Column
コラム

たくちゃんの日常(ウォームアップでは、何をすればいい?)

トレーニング
著者:川辺拓史

よく会員さんから、「トレーニング前には、どんなウォームアップをすればいいですか?」と聞かれます。

昔は、筋肉や関節をぐいぐい伸ばして止める「静的ストレッチ」が、運動前の準備運動として一般的に行われていました。

しかし、現在では研究が進み、長時間の静的ストレッチはその後の最大筋力を一時的に低下させることがわかってきました。
そのため、筋力発揮が目的のトレーニングや競技前には、これから行う運動に近い動きを取り入れた「動的ウォームアップ」が勧められています。
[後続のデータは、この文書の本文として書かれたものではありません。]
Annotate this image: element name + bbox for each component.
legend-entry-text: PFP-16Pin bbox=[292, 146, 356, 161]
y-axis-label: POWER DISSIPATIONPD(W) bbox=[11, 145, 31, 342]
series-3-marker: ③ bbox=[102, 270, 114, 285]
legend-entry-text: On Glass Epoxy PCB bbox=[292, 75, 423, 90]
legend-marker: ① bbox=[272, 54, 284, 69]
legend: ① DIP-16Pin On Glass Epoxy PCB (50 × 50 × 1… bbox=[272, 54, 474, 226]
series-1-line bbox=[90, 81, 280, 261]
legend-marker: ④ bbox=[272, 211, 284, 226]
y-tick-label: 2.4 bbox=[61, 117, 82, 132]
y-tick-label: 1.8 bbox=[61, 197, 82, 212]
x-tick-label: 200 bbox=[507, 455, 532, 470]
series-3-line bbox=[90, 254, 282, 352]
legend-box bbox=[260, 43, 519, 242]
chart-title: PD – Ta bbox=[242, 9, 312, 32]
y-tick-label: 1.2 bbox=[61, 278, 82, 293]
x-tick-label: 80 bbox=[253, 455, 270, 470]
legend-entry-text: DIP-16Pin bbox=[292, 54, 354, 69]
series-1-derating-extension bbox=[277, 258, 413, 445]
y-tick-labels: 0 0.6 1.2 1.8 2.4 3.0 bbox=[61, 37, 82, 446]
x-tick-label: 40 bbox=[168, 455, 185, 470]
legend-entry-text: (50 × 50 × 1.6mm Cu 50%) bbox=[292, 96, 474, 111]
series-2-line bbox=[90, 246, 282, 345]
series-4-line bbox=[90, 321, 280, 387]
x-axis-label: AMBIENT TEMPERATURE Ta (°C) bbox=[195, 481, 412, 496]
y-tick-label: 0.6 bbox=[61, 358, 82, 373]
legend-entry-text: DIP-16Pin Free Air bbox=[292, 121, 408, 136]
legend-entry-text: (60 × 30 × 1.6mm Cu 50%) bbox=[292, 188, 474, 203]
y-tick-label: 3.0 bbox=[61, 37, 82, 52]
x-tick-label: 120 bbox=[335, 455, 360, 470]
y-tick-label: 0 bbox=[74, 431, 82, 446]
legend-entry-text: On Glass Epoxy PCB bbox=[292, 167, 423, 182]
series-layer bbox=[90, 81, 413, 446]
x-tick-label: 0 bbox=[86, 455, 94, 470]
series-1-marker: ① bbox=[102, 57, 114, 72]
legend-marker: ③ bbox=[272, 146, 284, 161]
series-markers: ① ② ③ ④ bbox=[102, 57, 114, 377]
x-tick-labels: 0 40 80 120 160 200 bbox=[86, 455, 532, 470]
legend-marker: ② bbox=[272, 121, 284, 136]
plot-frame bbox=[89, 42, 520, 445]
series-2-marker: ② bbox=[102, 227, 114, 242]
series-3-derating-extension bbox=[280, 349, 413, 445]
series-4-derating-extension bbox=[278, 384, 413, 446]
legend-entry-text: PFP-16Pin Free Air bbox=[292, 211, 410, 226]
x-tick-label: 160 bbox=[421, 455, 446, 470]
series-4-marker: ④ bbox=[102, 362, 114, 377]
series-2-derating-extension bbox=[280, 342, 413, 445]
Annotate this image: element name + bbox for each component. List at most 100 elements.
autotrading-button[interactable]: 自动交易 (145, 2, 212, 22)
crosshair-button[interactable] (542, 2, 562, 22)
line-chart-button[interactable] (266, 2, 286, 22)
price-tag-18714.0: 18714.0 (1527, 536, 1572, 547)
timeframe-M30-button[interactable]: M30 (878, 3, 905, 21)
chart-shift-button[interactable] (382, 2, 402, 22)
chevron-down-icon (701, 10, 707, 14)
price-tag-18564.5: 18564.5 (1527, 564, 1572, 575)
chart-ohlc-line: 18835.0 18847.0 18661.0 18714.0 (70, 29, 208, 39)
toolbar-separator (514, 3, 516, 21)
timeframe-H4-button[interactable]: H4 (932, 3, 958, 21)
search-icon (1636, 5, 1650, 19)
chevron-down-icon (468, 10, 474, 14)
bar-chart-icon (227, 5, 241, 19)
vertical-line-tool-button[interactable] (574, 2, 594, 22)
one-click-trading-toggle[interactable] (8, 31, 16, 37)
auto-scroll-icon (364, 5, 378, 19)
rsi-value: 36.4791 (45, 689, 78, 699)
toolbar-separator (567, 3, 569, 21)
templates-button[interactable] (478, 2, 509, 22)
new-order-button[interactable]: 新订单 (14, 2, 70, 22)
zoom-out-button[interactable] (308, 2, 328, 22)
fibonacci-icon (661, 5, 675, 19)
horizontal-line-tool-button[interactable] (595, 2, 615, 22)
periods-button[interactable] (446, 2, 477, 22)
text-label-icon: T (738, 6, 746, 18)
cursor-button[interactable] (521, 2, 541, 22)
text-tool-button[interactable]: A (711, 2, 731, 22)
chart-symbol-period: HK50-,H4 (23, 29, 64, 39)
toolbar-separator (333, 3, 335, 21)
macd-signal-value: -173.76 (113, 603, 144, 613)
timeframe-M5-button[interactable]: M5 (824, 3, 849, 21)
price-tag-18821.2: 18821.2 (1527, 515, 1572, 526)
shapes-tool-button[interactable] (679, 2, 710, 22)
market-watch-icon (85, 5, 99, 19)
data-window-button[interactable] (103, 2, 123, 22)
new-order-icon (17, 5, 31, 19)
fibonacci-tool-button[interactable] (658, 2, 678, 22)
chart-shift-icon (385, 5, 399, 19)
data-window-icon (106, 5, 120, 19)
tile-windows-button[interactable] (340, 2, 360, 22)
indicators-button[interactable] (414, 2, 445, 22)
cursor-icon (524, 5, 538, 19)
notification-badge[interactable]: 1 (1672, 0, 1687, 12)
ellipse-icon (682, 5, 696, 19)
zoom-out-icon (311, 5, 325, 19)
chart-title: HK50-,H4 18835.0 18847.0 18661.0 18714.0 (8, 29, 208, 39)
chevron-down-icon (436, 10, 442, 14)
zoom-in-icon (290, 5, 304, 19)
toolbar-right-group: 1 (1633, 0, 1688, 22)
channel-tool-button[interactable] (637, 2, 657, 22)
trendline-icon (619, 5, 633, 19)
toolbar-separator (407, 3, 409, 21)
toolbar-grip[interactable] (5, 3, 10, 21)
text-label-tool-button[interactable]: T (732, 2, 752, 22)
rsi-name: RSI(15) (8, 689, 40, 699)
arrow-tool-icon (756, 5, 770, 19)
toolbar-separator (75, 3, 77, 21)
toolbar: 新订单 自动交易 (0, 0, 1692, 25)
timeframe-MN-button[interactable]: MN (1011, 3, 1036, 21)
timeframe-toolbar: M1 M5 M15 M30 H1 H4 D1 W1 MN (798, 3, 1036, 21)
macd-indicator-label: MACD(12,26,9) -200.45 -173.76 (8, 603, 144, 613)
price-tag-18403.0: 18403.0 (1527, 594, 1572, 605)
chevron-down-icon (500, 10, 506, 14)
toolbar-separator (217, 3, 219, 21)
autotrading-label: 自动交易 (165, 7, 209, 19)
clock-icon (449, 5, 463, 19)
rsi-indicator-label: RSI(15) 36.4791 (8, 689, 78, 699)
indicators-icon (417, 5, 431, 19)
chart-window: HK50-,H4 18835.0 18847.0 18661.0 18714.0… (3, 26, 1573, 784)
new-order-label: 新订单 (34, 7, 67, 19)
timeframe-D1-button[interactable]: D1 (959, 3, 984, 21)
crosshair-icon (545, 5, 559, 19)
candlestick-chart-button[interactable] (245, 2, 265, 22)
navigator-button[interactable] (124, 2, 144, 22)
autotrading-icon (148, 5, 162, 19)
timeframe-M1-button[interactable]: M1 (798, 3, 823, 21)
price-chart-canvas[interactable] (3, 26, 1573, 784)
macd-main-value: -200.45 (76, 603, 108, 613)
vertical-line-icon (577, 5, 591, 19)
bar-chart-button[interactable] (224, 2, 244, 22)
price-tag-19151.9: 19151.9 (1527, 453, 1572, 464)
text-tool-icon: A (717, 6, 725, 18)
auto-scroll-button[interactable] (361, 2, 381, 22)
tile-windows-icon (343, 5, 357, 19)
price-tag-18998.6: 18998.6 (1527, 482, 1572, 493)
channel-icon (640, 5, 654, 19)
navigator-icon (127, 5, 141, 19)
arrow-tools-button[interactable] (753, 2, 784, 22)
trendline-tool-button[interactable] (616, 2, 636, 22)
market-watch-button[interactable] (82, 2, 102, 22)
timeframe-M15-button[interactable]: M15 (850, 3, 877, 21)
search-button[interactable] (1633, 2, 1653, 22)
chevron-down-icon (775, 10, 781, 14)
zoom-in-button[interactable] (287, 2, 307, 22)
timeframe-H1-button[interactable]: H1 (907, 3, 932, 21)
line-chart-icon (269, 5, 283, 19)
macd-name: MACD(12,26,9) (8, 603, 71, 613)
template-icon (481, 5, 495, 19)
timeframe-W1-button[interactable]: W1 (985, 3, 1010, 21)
例えば、スクワットをするのであれば、非常に軽い重量でスクワットをします。
大きな可動域を意識しながら、丁寧な動作で動かしていきます。
少しずつ重量と体温を上げながら、本番セットへ近づけていく感じです。

先に「体温を上げる」と書きましたが、このウォームアップセットの目的は、体温というより、実際に動かす筋肉の「筋温を高める」ことにあります。
筋温が2〜3℃上昇すると、筋肉の収縮や弛緩の速度が高まり、最大筋力や瞬発力が発揮しやすくなります。

また、ウォームアップの目的で忘れてはいけないのは、その日の体の状態とフォームの確認です。

毎回同じルーティンで始めていると、ウォームアップの段階でその日の調子がわかり、
場合によっては体調に合わせて重量や回数を調整したり、トレーニングメニューそのものを見直したりすることもあります。

安全にトレーニングを始め、ひいては長く続けていくためにも、自分なりの丁寧なウォームアップルーティンを持つことをお勧めします。